There’s also evolving evidence that opportunities can lead to equity. In a cohort study that has followed children for 26 years, Boston College’s Professor Eric Dearing, found that increasing students’ opportunities closed achievement gaps, which helps create more equity. Dearing is a professor of Applied Developmental Psychology in Boston College’s Lynch School of Education and Human Development as well as the Executive Director of the Mary E. Walsh Center for Thriving Children, home to City Connects. 

“The number of opportunities children have almost entirely explains why those born into low income families graduate at lower rates and have lower levels of income in their mid 20s,” Dearing notes. “In fact, the number of opportunities is a stronger predictor of college graduation and high school graduation than poverty is,” Dearing explained last year. 

“The strongest predictor of educational attainment that we have in our models is opportunities.

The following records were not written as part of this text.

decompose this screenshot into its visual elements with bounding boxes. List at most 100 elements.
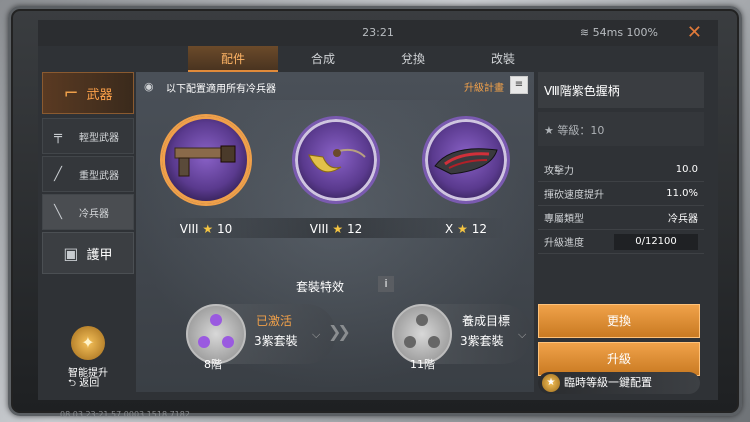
set-target-level: 11階 bbox=[410, 358, 435, 371]
tab-modify[interactable]: 改裝 bbox=[458, 46, 548, 72]
set-dot bbox=[222, 336, 234, 348]
tab-accessories[interactable]: 配件 bbox=[188, 46, 278, 72]
main-panel: ◉ 以下配置適用所有冷兵器 升級計畫 ≡ VIII ★ 10 VIII ★ 12… bbox=[136, 72, 534, 392]
set-target-sub: 3紫套裝 bbox=[460, 334, 504, 348]
close-icon[interactable]: ✕ bbox=[687, 22, 702, 43]
slot-grade: VIII bbox=[179, 222, 199, 236]
sidebar-item-armor[interactable]: ▣ 護甲 bbox=[42, 232, 134, 274]
set-active-sub: 3紫套裝 bbox=[254, 334, 298, 348]
sidebar-item-light-weapons[interactable]: ╤ 輕型武器 bbox=[42, 118, 134, 154]
grip-icon bbox=[174, 145, 236, 177]
knife-icon: ╲ bbox=[54, 204, 62, 220]
back-button[interactable]: ⮌ 返回 bbox=[68, 374, 99, 393]
set-dot bbox=[416, 314, 428, 326]
slot-ring bbox=[292, 116, 380, 204]
pendant-icon bbox=[308, 148, 366, 173]
one-click-config-button[interactable]: ★ 臨時等級一鍵配置 bbox=[538, 372, 700, 394]
sidebar-item-weapons[interactable]: ⌐ 武器 bbox=[42, 72, 134, 114]
star-icon: ★ bbox=[332, 222, 344, 236]
upgrade-plan-link[interactable]: 升級計畫 bbox=[464, 79, 504, 94]
sidebar-item-melee[interactable]: ╲ 冷兵器 bbox=[42, 194, 134, 230]
network-text: 54ms 100% bbox=[592, 26, 658, 39]
game-screen: 23:21 ≋ 54ms 100% ✕ 配件 合成 兌換 改裝 ⌐ 武器 ╤ 輕… bbox=[38, 20, 718, 400]
status-network: ≋ 54ms 100% bbox=[580, 26, 658, 39]
config-note: 以下配置適用所有冷兵器 bbox=[166, 84, 276, 95]
slot-level-number: 10 bbox=[216, 222, 233, 236]
upgrade-button[interactable]: 升級 bbox=[538, 342, 700, 376]
info-icon[interactable]: i bbox=[378, 276, 394, 292]
lightbulb-icon: ✦ bbox=[71, 326, 105, 360]
sidebar-item-label: 護甲 bbox=[86, 247, 113, 263]
set-dot bbox=[210, 314, 222, 326]
tab-exchange[interactable]: 兌換 bbox=[368, 46, 458, 72]
tab-synthesis[interactable]: 合成 bbox=[278, 46, 368, 72]
stats-list: 攻擊力 10.0 揮砍速度提升 11.0% 專屬類型 冷兵器 升級進度 0/12… bbox=[538, 158, 704, 254]
double-chevron-icon: ❯❯ bbox=[328, 322, 351, 341]
slot-level-number: 12 bbox=[471, 222, 487, 236]
eye-icon[interactable]: ◉ bbox=[144, 80, 154, 93]
set-emblem-icon bbox=[186, 304, 246, 364]
document-icon[interactable]: ≡ bbox=[510, 76, 528, 94]
sidebar-item-heavy-weapons[interactable]: ╱ 重型武器 bbox=[42, 156, 134, 192]
sidebar: ⌐ 武器 ╤ 輕型武器 ╱ 重型武器 ╲ 冷兵器 ▣ 護甲 ✦ 智能提升 bbox=[42, 72, 134, 392]
one-click-label: 臨時等級一鍵配置 bbox=[564, 376, 652, 389]
slot-grade: X bbox=[445, 222, 454, 236]
accessory-slot-knuckle[interactable] bbox=[416, 110, 516, 210]
stat-row: 專屬類型 冷兵器 bbox=[538, 206, 704, 230]
set-emblem-icon bbox=[392, 304, 452, 364]
item-title: Ⅷ階紫色握柄 bbox=[538, 72, 704, 108]
status-bar: 23:21 ≋ 54ms 100% ✕ bbox=[38, 20, 718, 46]
upgrade-progress-row: 升級進度 0/12100 bbox=[538, 230, 704, 254]
star-icon: ★ bbox=[202, 222, 214, 236]
set-effect-title: 套裝特效 bbox=[296, 280, 345, 294]
slot-level: VIII ★ 10 bbox=[156, 222, 256, 236]
slot-level-number: 12 bbox=[346, 222, 363, 236]
set-active-status: 已激活 bbox=[256, 314, 293, 328]
slot-grade: VIII bbox=[309, 222, 329, 236]
slot-ring bbox=[162, 116, 250, 204]
knuckle-icon bbox=[434, 148, 498, 175]
smg-icon: ╤ bbox=[54, 128, 62, 144]
item-grade: ★ 等級：10 bbox=[538, 112, 704, 146]
item-grade-text: 等級：10 bbox=[557, 124, 605, 137]
stat-row: 攻擊力 10.0 bbox=[538, 158, 704, 182]
star-coin-icon: ★ bbox=[542, 374, 560, 392]
progress-bar: 0/12100 bbox=[614, 233, 698, 250]
tab-bar: 配件 合成 兌換 改裝 bbox=[188, 46, 548, 72]
progress-label: 升級進度 bbox=[544, 238, 584, 249]
slot-level: VIII ★ 12 bbox=[286, 222, 386, 236]
rocket-icon: ╱ bbox=[54, 166, 62, 182]
stat-row: 揮砍速度提升 11.0% bbox=[538, 182, 704, 206]
replace-button[interactable]: 更換 bbox=[538, 304, 700, 338]
slot-ring bbox=[422, 116, 510, 204]
detail-panel: Ⅷ階紫色握柄 ★ 等級：10 攻擊力 10.0 揮砍速度提升 11.0% 專屬類… bbox=[538, 72, 704, 392]
sidebar-item-label: 冷兵器 bbox=[79, 208, 109, 220]
star-icon: ★ bbox=[544, 124, 554, 137]
sidebar-item-label: 武器 bbox=[86, 87, 113, 103]
wifi-icon: ≋ bbox=[579, 26, 593, 39]
stat-label: 揮砍速度提升 bbox=[544, 190, 604, 201]
back-icon: ⮌ bbox=[68, 378, 80, 389]
set-target-status: 養成目標 bbox=[462, 314, 511, 328]
smart-upgrade-button[interactable]: ✦ 智能提升 bbox=[56, 326, 120, 379]
footer-debug-text: 08 03 23:21 57 0003 1518 7182 bbox=[60, 410, 190, 419]
accessory-slot-grip[interactable] bbox=[156, 110, 256, 210]
vest-icon: ▣ bbox=[63, 243, 79, 263]
stat-label: 攻擊力 bbox=[544, 166, 574, 177]
accessory-slot-pendant[interactable] bbox=[286, 110, 386, 210]
stat-label: 專屬類型 bbox=[544, 214, 584, 225]
set-target-card[interactable]: 養成目標 3紫套裝 ⌵ 11階 bbox=[392, 304, 532, 371]
stat-value: 冷兵器 bbox=[668, 214, 698, 225]
set-active-card[interactable]: 已激活 3紫套裝 ⌵ 8階 bbox=[186, 304, 336, 371]
sidebar-item-label: 重型武器 bbox=[79, 170, 119, 182]
chevron-down-icon: ⌵ bbox=[518, 328, 527, 341]
stat-value: 10.0 bbox=[675, 164, 698, 175]
star-icon: ★ bbox=[457, 222, 468, 236]
stat-value: 11.0% bbox=[666, 188, 698, 199]
set-dot bbox=[198, 336, 210, 348]
slot-level: X ★ 12 bbox=[416, 222, 516, 236]
set-dot bbox=[404, 336, 416, 348]
pistol-icon: ⌐ bbox=[63, 82, 79, 104]
set-active-level: 8階 bbox=[204, 358, 222, 371]
back-label: 返回 bbox=[79, 378, 100, 389]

It’s not how much money your parents have. It’s not how highly educated your parents are,” Dearing adds.

“Even more eye-opening is that each opportunity mattered more for the poorest kids. So going from six to seven opportunities for a high income child does not matter nearly as much as going from one to two opportunities for a low income child.”

City Connects’ model of providing integrated student support weaves this kind of equity into the fabric of schools by having Coordinators conduct whole class reviews, meeting with teachers every fall to explore the needs and strengths of every student. This means every student is seen. And every student is connected to a rich set of services and opportunities.

The role of opportunity is also highlighted in the National Guidelines for Integrated Student Support, which were co-created by a national working group of experts who drew on best practices.

As the National Guidelines explain, integrated student support programs “weave relationships and resources into a network of support and opportunity around each student.”

The importance of equity and opportunity are also prominently featured in the Integrated Student Support State Policy Toolkit, a guide for policymakers who want to create or expand integrated student support programs. The toolkit was published by the Mary E. Walsh Center for Thriving Children, City Connects, and Communities in Schools.

Among its recommendations, the Toolkit says that state policymakers should direct state education agencies “to provide guidance and support for the implementation of integrated student support that is consistent with the best practices” of the National Guidelines for Integrated Student Support

In Massachusetts, for example, the Department of Elementary and Secondary Education “is providing a school and district learning network named the Systemic Student Support (S3) Academy,” where participating educators build on their existing student support programs to create holistic, culturally aware reviews of students that “place equity at the center of student support practices.” This is a systematic way for educators to think about strengthening the opportunities that their schools offer students. 

Joan Wasser Gish, the Director of Systemic Impact at the Center for Thriving Children, sums up this commitment explaining that City Connects and other evidence-based, integrated student support programs are “one way of putting equity of opportunity in action.”

“We can transform the resources and assets in schools and in communities into a powerful engine of opportunity to lift students over known barriers to learning, over broken systems that have held back talent and potential for generations, and we can provide meaningful opportunity to our next generation.”